Using `defaultdict`:

In [176]:
from collections import defaultdict

In [177]:
g = defaultdict(set, **{"a": {"b"}, "b": {"c"}})
g

defaultdict(set, {'a': {'b'}, 'b': {'c'}})

In [178]:
g["c"].add("a")

In [179]:
g

defaultdict(set, {'a': {'b'}, 'b': {'c'}, 'c': {'a'}})

## collections.OrderedDict 🆕

As of Python 3.7, a new improvement is:

> the insertion-order preservation nature of dict objects has been declared to be an official part of the Python language spec.

This means there is no real need for `OrderedDict` anymore. They are **almost** the same.

In Python 3.8, `dict` and `dictviews` are now _iterable_ in reversed insertion order using `reversed()`. `move_to_end` is the last major difference between `dict` and `OrderedDict`.

## collections.Counter

[PyMOTW-3: Counter — Count Hashable Objects](https://pymotw.com/3/collections/counter.html)
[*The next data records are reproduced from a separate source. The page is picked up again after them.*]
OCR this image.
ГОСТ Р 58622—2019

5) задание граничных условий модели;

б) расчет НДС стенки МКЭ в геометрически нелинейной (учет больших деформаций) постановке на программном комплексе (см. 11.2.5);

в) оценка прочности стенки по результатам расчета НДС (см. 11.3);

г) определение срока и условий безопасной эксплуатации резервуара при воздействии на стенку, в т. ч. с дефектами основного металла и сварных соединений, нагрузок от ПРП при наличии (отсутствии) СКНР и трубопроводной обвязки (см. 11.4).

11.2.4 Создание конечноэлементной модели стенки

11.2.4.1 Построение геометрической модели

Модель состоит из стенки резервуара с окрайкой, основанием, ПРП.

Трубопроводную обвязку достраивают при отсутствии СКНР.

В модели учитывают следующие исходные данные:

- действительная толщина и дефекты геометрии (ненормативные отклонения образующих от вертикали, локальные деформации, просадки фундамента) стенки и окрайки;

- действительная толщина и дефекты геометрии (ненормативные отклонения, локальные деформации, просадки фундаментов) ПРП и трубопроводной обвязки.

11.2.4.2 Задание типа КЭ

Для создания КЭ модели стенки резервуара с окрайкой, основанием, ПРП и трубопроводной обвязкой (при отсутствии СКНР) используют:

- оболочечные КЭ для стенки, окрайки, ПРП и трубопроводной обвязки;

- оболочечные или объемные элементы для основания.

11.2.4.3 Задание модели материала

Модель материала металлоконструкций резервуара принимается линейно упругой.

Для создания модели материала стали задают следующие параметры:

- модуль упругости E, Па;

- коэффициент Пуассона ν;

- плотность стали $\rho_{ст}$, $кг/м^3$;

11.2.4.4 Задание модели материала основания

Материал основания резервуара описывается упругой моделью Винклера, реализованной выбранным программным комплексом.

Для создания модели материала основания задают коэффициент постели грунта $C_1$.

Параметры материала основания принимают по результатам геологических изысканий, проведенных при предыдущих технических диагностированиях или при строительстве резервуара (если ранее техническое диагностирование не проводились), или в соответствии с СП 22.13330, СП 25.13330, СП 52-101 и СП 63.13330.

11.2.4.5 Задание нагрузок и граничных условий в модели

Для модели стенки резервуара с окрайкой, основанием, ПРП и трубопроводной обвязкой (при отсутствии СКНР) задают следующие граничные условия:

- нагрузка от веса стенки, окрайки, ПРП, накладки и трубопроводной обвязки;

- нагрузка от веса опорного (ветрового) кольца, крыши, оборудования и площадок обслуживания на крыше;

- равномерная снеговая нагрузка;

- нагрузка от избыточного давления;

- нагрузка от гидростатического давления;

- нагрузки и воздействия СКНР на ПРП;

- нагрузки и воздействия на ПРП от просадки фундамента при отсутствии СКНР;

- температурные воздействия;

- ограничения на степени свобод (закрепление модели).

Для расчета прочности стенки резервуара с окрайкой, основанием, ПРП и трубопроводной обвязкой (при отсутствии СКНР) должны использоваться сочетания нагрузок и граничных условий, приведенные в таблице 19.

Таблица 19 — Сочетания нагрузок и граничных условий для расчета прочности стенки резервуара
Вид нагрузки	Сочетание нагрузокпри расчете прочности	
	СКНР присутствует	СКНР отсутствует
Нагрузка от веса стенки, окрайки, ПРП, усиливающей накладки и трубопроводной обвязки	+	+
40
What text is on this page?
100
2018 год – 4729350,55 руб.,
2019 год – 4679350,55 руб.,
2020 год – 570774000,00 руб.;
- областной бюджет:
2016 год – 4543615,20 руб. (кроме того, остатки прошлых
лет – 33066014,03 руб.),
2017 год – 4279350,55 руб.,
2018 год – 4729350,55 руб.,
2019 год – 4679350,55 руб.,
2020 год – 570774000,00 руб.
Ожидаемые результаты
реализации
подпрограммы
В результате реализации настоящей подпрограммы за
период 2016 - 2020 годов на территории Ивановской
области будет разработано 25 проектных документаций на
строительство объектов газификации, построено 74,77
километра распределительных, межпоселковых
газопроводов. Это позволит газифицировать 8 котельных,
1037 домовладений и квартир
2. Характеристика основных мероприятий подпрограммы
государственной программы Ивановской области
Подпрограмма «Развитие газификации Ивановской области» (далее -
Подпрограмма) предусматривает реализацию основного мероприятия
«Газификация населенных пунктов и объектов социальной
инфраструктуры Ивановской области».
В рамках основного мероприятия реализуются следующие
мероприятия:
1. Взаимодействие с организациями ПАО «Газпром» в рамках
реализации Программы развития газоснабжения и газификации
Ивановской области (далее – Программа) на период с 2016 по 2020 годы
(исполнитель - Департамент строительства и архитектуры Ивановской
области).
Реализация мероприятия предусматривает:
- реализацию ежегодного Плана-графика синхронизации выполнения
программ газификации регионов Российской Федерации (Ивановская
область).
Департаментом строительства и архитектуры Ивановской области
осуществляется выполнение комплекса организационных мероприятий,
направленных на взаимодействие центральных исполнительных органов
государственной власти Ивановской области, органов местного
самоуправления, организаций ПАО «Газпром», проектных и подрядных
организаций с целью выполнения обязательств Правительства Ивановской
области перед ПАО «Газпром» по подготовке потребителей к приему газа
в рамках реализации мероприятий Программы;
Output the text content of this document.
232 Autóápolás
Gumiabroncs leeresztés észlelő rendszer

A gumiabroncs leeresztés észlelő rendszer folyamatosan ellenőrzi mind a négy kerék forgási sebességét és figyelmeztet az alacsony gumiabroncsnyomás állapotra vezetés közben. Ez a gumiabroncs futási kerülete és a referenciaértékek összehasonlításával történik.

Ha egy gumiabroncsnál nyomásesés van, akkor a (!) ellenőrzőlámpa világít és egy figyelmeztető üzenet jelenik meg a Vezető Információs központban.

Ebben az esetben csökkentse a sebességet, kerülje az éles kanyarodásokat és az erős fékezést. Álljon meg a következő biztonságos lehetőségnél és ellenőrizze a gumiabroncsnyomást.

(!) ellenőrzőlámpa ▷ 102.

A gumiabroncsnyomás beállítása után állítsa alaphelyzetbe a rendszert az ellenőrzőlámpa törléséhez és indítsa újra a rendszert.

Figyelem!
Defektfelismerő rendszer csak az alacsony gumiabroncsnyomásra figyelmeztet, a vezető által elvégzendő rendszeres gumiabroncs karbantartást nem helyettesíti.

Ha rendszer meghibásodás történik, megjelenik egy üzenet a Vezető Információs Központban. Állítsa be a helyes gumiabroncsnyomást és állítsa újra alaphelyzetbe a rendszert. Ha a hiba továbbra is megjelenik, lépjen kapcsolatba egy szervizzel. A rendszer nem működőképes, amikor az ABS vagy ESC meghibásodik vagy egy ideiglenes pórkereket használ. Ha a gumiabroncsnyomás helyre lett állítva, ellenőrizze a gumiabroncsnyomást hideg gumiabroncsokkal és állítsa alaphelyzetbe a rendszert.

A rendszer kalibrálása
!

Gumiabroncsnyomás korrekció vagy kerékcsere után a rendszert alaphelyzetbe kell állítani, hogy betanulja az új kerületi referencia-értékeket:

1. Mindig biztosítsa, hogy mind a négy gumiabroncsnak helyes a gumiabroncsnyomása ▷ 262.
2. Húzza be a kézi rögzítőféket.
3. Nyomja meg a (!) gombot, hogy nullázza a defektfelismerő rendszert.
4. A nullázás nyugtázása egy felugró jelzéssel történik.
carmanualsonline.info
> A Counter is a container that keeps track of how many times equivalent values are added. It can be used to implement the same algorithms for which other languages commonly use bag or multiset data structures.

In [180]:
from collections import Counter

In [181]:
c = Counter(["foo", "foo", "foo", "bar"])
c["foo"] + 1
c

Counter({'foo': 3, 'bar': 1})

`Counter` supports all dictionary methods as well as implementing a few additional methods:

In [182]:
c.pop("foo")

3

In [183]:
c["boo"]  # doesn't raise an exception

0

In [184]:
c = Counter(foo=4, bar=-1)
list(c.elements())

['foo', 'foo', 'foo', 'foo']

In [185]:
c.most_common(1)

[('foo', 4)]

In [186]:
c.update(["bar"])
c

Counter({'foo': 4, 'bar': 0})

In [187]:
c.subtract({"foo": 2})
c

Counter({'foo': 2, 'bar': 0})

---

In [188]:
c1 = Counter(foo=4, bar=-1)
c2 = Counter(foo=2,  bar=2)
c1 + c2  # c1[k] + c2[k]

Counter({'foo': 6, 'bar': 1})

In [189]:
c1 - c2  # c1[k] - c2[k]

Counter({'foo': 2})

In [190]:
c1 & c2  # min(c1[k], c2[k])

Counter({'foo': 2})

In [191]:
c1 | c2  # max(c1[k], c2[k])

Counter({'foo': 4, 'bar': 2})

## Arrays

- Numerical data types
- Must all be the same type

vs Lists:

- Store anything
- Store any type

In [192]:
from array import array

scores = array('d')
scores.append(97)
scores.append(98)

In [193]:
scores

array('d', [97.0, 98.0])

In [194]:
scores[1]

98.0